Mutations that are synthetically lethal with a gas1Δ allele cause defects in the cell wall of Saccharomyces cerevisiae

The GAS1 -related genes of fungi encode GPI-anchored proteins with beta -1,3-glucanosyltransferase activity. Loss of this activity results in defects in the assembly of the cell wall. We isolated mutants that show a synthetic defect when combined with a gas1 Delta allele in Saccharomyces cerevisiae, and identified nine wild-type genes that rescue this defect. The indispensability of BIG1 and KRE6 for the viability of gas1 Delta cells confirmed the important role of beta -1,6-glucan in cells that are defective in the processing of beta -1,3-glucan. The identification of the Wsc1p hypo-osmotic stress sensor and components of the PKC signal transduction pathway in our screen also confirmed that the cell wall integrity response attenuates the otherwise lethal gas1 Delta defect. Unexpectedly, we found that the KEX2 gene is also required for the viability of the gas1 Delta mutant. Kex2p is a Golgi/endosome-membrane-anchored protease that processes secretory preproteins.

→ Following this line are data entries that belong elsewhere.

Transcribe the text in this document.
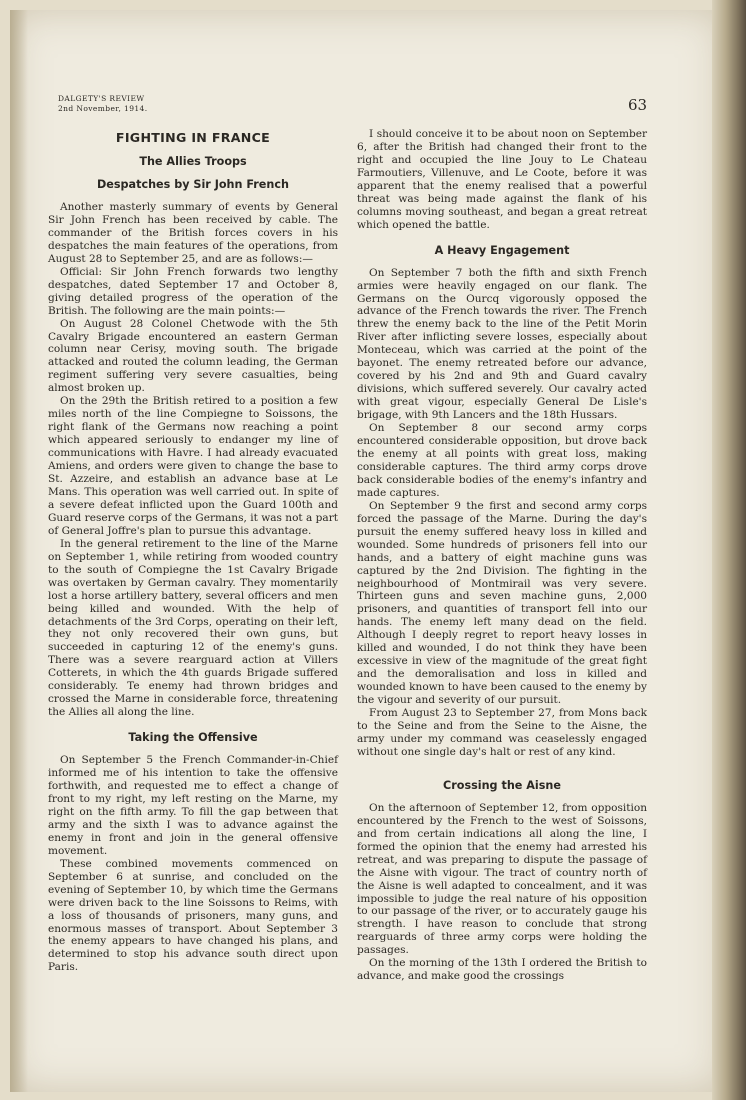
DALGETY'S REVIEW
2nd November, 1914.	63
FIGHTING IN FRANCE
The Allies Troops
Despatches by Sir John French

Another masterly summary of events by General Sir John French has been received by cable. The commander of the British forces covers in his despatches the main features of the operations, from August 28 to September 25, and are as follows:—

Official: Sir John French forwards two lengthy despatches, dated September 17 and October 8, giving detailed progress of the operation of the British. The following are the main points:—

On August 28 Colonel Chetwode with the 5th Cavalry Brigade encountered an eastern German column near Cerisy, moving south. The brigade attacked and routed the column leading, the German regiment suffering very severe casualties, being almost broken up.

On the 29th the British retired to a position a few miles north of the line Compiegne to Soissons, the right flank of the Germans now reaching a point which appeared seriously to endanger my line of communications with Havre. I had already evacuated Amiens, and orders were given to change the base to St. Azzeire, and establish an advance base at Le Mans. This operation was well carried out. In spite of a severe defeat inflicted upon the Guard 100th and Guard reserve corps of the Germans, it was not a part of General Joffre's plan to pursue this advantage.

In the general retirement to the line of the Marne on September 1, while retiring from wooded country to the south of Compiegne the 1st Cavalry Brigade was overtaken by German cavalry. They momentarily lost a horse artillery battery, several officers and men being killed and wounded. With the help of detachments of the 3rd Corps, operating on their left, they not only recovered their own guns, but succeeded in capturing 12 of the enemy's guns. There was a severe rearguard action at Villers Cotterets, in which the 4th guards Brigade suffered considerably. Te enemy had thrown bridges and crossed the Marne in considerable force, threatening the Allies all along the line.

Taking the Offensive

On September 5 the French Commander-in-Chief informed me of his intention to take the offensive forthwith, and requested me to effect a change of front to my right, my left resting on the Marne, my right on the fifth army. To fill the gap between that army and the sixth I was to advance against the enemy in front and join in the general offensive movement.

These combined movements commenced on September 6 at sunrise, and concluded on the evening of September 10, by which time the Germans were driven back to the line Soissons to Reims, with a loss of thousands of prisoners, many guns, and enormous masses of transport. About September 3 the enemy appears to have changed his plans, and determined to stop his advance south direct upon Paris.

I should conceive it to be about noon on September 6, after the British had changed their front to the right and occupied the line Jouy to Le Chateau Farmoutiers, Villenuve, and Le Coote, before it was apparent that the enemy realised that a powerful threat was being made against the flank of his columns moving southeast, and began a great retreat which opened the battle.

A Heavy Engagement

On September 7 both the fifth and sixth French armies were heavily engaged on our flank. The Germans on the Ourcq vigorously opposed the advance of the French towards the river. The French threw the enemy back to the line of the Petit Morin River after inflicting severe losses, especially about Monteceau, which was carried at the point of the bayonet. The enemy retreated before our advance, covered by his 2nd and 9th and Guard cavalry divisions, which suffered severely. Our cavalry acted with great vigour, especially General De Lisle's brigage, with 9th Lancers and the 18th Hussars.

On September 8 our second army corps encountered considerable opposition, but drove back the enemy at all points with great loss, making considerable captures. The third army corps drove back considerable bodies of the enemy's infantry and made captures.

On September 9 the first and second army corps forced the passage of the Marne. During the day's pursuit the enemy suffered heavy loss in killed and wounded. Some hundreds of prisoners fell into our hands, and a battery of eight machine guns was captured by the 2nd Division. The fighting in the neighbourhood of Montmirail was very severe. Thirteen guns and seven machine guns, 2,000 prisoners, and quantities of transport fell into our hands. The enemy left many dead on the field. Although I deeply regret to report heavy losses in killed and wounded, I do not think they have been excessive in view of the magnitude of the great fight and the demoralisation and loss in killed and wounded known to have been caused to the enemy by the vigour and severity of our pursuit.

From August 23 to September 27, from Mons back to the Seine and from the Seine to the Aisne, the army under my command was ceaselessly engaged without one single day's halt or rest of any kind.

Crossing the Aisne

On the afternoon of September 12, from opposition encountered by the French to the west of Soissons, and from certain indications all along the line, I formed the opinion that the enemy had arrested his retreat, and was preparing to dispute the passage of the Aisne with vigour. The tract of country north of the Aisne is well adapted to concealment, and it was impossible to judge the real nature of his opposition to our passage of the river, or to accurately gauge his strength. I have reason to conclude that strong rearguards of three army corps were holding the passages.

On the morning of the 13th I ordered the British to advance, and make good the crossings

A cell wall defect was also found in the kex2 Delta mutant, which was suppressible by multiple copies of the MKC7 or YAP3 gene, both of which encode other GPI-anchored proteases. Therefore, normal cell wall assembly requires proteolytic processing of secretory preproteins. Furthermore, the genes CSG2 and IPT1 were found to be required for normal growth of gas1 Delta cells in the presence of 1 M sorbitol. This finding suggests that complex sphingolipids play a role in the hyper-osmotic response.